Dalam rapat tersebut, KPU Sitaro menetapkan hasil Rekapitulasi Pemutakhiran Data Pemilih Berkelanjutan (PDPB) Triwulan II Tahun 2026 sebanyak 54.680 pemilih, yang terdiri dari 27.146 pemilih laki-laki dan 27.534 pemilih perempuan. Jumlah tersebut tersebar di 10 kecamatan dan 93 desa/kelurahan di Kabupaten Kepulauan Siau Tagulandang Biaro.
Penetapan hasil rekapitulasi tersebut merupakan bagian dari pemutakhiran data pemilih secara berkelanjutan yang dilakukan melalui koordinasi dengan instansi terkait serta pencermatan terhadap berbagai perubahan data kependudukan selama Triwulan II Tahun 2026. Hasil pleno selanjutnya dituangkan dalam Berita Acara dan ditetapkan melalui Keputusan KPU sebagai dasar pelaksanaan Pemutakhiran Data Pemilih Berkelanjutan di tingkat kabupaten.

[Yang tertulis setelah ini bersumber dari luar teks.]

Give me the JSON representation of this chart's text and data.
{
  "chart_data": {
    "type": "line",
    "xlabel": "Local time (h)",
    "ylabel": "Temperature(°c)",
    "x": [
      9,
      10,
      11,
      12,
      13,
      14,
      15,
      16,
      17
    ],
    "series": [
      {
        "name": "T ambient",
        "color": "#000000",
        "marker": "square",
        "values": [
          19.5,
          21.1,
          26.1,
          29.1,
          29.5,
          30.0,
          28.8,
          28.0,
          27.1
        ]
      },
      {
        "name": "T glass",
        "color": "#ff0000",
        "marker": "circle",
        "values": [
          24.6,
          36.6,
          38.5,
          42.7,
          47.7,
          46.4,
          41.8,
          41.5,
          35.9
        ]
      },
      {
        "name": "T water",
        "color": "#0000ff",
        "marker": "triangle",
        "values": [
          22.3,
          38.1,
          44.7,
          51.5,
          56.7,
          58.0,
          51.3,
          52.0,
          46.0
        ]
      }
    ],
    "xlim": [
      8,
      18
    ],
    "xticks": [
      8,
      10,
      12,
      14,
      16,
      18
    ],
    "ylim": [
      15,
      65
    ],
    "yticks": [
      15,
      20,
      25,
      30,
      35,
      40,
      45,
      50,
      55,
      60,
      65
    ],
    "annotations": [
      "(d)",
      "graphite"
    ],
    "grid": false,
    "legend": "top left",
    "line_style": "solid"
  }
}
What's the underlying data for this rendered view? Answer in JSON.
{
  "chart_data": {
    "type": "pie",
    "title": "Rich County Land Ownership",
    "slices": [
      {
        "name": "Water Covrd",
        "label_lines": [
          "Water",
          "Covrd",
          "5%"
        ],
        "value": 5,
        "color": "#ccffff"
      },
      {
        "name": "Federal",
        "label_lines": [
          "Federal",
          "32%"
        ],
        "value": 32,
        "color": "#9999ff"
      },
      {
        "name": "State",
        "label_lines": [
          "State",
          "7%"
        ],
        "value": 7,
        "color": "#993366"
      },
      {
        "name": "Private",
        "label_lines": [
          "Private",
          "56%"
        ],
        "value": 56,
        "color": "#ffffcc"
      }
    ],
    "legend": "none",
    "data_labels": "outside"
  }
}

Melalui pengawasan pada rapat pleno ini, Bawaslu Sitaro memastikan seluruh tahapan rekapitulasi dilaksanakan secara terbuka dan sesuai dengan ketentuan peraturan perundang-undangan. Pengawasan juga dilakukan untuk memastikan setiap perubahan data telah melalui proses verifikasi dan pembahasan yang dapat dipertanggungjawabkan, sehingga kualitas data pemilih tetap terjaga sebagai salah satu fondasi penting dalam penyelenggaraan pemilu dan pemilihan yang berintegritas.
Dengan dilaksanakannya rapat pleno tersebut, proses Rekapitulasi Pemutakhiran Data Pemilih Berkelanjutan (PDPB) Triwulan II Tahun 2026 di Sitaro resmi ditetapkan dan menjadi acuan dalam pemutakhiran data pemilih secara berkelanjutan hingga periode rekapitulasi berikutnya.